The first international competition between orienteers of Sweden and Norway was held outside Oslo, Norway, in 1932. By 1934, over a quarter million Swedes were actively participating in the sport, and orienteering had spread to Finland, Switzerland, the Soviet Union and Hungary. The nations of Finland, Norway and Sweden all established national championships. The Swedish national orienteering society, Svenska Orienteringsförbundet, the first national orienteering society, was founded in 1936.

==Spread beyond Europe after World War II==

Following World War II, orienteering spread beyond Scandinavia to Europe, North America, Oceania, and Asia. The sport became more popular as European orienteers traveled to other countries after the war and introduced it to new communities. Military groups also began using orienteering as a training method because it improved navigation skills, fitness, teamwork, and decision-making. This helped orienteering grow into an international sport.
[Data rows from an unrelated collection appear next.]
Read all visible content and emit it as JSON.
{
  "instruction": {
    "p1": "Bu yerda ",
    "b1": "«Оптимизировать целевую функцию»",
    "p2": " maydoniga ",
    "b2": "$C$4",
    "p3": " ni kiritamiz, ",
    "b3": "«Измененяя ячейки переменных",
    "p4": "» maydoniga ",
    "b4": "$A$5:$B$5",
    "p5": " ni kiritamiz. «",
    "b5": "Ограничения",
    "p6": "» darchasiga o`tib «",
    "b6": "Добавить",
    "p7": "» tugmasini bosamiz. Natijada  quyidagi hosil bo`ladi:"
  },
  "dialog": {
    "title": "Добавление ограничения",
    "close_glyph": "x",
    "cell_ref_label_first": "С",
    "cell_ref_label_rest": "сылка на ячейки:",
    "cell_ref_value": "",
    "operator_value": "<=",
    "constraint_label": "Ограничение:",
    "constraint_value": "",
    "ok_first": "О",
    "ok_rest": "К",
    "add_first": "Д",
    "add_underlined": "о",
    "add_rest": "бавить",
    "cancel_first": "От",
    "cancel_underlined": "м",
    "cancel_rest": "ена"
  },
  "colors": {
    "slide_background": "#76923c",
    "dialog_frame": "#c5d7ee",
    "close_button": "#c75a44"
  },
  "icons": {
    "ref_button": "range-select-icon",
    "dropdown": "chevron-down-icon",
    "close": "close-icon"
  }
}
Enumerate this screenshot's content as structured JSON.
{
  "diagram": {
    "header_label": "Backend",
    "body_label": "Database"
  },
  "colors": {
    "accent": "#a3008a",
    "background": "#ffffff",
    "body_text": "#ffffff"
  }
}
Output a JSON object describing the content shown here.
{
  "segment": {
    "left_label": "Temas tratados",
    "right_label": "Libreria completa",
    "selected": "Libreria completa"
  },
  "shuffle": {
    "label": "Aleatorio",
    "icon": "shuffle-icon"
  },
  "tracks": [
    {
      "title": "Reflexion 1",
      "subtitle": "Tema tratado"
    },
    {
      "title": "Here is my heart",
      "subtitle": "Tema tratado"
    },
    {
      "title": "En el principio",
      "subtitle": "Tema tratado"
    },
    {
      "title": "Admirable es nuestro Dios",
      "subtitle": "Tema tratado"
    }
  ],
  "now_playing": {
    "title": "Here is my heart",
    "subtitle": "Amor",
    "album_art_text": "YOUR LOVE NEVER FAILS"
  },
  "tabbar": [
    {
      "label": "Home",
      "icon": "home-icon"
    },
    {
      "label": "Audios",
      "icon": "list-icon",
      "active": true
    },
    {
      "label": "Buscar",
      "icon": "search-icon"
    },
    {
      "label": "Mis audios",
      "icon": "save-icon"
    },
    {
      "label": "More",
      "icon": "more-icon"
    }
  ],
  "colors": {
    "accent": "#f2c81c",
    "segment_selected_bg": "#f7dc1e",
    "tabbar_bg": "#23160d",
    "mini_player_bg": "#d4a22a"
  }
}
In North America, the first orienteering event took place in the United States, at Dartmouth College in Hanover, New Hampshire, in November 1941. It was an orienteering activity that introduced the sport to participants in a structured way, using maps and compasses to follow a planned route. It was organized by Piltti Heiskanen, a visiting teacher from Finland. Swedish orienteer and business man Björn Kjellström, who moved to the United States in 1946, had a major influence on the sport there. In 1967, Norwegian Harald Wibye founded the first U.S. orienteering club, the Delaware Valley Orienteering Association, which 30 years later was the largest orienteering club in the United States. In 1971, a group of orienteers led by members of the then four-year-old Quantico Orienteering Club founded the United States Orienteering Federation.

The Canadian Orienteering Federation was founded in 1967, and the first Canadian national orienteering championship was held at Gatineau Park in Ottawa on August 10, 1968. The only World Championship to be held in North America took place at Harriman State Park, New York, USA, in 1993.
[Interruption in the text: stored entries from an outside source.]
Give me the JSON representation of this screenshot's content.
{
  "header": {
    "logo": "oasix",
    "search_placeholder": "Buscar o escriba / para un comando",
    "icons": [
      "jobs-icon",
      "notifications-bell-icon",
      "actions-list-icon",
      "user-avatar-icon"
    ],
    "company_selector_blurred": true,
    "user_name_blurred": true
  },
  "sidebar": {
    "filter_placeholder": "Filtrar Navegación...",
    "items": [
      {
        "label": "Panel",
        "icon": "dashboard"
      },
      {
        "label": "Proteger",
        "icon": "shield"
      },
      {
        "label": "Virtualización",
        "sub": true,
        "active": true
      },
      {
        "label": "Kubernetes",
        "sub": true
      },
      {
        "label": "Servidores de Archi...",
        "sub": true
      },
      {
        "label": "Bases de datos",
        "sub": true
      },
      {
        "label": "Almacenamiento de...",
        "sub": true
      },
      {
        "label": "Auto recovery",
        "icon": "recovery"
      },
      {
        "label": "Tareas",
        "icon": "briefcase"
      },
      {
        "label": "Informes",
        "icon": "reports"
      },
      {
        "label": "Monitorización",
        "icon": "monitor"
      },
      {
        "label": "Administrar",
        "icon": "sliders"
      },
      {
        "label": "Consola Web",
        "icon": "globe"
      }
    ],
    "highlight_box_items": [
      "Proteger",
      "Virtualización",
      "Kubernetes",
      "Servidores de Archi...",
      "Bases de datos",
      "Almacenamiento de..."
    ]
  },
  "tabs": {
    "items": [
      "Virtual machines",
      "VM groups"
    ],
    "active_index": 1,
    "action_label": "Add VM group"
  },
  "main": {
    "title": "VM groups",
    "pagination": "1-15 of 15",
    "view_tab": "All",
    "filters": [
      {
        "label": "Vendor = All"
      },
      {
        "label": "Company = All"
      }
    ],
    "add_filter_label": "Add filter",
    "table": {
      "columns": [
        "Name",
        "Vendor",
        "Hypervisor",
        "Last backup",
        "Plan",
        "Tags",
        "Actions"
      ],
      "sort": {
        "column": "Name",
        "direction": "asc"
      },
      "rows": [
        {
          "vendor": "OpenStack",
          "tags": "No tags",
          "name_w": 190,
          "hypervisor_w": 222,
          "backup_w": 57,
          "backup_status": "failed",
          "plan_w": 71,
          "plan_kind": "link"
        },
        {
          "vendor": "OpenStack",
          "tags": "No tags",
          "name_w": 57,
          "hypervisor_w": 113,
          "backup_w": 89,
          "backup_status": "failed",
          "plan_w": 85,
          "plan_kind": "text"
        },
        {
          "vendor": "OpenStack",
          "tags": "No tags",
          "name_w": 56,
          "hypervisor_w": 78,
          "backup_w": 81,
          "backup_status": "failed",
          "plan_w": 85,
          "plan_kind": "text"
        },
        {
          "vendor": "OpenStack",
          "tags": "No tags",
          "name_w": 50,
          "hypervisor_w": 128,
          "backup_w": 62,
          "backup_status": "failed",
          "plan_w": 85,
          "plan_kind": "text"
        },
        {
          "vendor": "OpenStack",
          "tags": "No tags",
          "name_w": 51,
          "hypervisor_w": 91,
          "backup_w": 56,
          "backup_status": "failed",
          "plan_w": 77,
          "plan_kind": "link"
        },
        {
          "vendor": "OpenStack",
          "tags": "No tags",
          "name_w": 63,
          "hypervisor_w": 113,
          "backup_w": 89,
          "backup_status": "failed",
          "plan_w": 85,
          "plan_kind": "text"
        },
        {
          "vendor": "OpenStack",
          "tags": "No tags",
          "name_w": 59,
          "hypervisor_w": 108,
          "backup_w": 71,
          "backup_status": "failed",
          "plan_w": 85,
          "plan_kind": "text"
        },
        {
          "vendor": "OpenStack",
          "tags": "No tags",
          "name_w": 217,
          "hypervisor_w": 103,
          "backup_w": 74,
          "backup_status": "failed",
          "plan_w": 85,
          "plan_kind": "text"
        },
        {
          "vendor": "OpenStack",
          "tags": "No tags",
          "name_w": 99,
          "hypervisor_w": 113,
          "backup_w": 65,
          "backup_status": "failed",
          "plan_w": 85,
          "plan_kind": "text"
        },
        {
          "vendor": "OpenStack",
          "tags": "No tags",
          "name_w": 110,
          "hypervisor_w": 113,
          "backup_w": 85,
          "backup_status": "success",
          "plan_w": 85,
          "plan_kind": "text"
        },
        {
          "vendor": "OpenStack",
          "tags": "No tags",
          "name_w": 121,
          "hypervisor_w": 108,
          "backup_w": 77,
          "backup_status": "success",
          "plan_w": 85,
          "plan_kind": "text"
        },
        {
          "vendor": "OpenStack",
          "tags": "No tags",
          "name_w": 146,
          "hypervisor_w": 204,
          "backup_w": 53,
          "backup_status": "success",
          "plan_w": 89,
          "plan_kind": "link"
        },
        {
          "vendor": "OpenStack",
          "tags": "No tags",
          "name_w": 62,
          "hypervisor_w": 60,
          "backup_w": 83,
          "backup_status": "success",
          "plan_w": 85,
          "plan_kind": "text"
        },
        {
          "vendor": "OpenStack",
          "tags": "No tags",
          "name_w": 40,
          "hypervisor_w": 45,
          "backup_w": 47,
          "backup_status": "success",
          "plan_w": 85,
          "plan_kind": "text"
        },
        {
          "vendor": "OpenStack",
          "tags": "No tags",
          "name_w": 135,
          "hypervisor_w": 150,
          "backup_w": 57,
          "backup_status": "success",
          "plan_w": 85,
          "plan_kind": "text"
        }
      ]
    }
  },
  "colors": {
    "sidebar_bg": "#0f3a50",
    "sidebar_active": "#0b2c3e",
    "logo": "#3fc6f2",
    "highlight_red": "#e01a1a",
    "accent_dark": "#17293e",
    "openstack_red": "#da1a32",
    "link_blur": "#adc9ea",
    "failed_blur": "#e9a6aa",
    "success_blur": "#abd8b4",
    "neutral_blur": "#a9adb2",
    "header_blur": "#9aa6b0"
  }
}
In Australia, the first orienteering event was held in 1955.

==Establishment as a world sport==

The first international governing body for orienteering was the International Orienteering Federation, which was formed by Bulgaria, Czechoslovakia, Denmark, East Germany, Finland, Hungary, Norway, Sweden, Switzerland and West Germany in 1961.

Eleven countries sent representatives to an international conference in Sandviken, Sweden, in 1949 that aimed to bring more consistent rules and mapping standards to the sport. The Norwegians and Swedes began producing new multi-color maps with cartography designed specifically for orienteering, in the 1950s. The International Orienteering Federation (IOF) was established in 1961 and the first world championships were held in 1966. By 1969, the IOF would represent 16 countries, including the first two non-European member societies representing Japan and Canada.

Eighty different national orienteering federations are member societies of the IOF today. World championships were held biannually from 1961 to 2003, and are now held every year.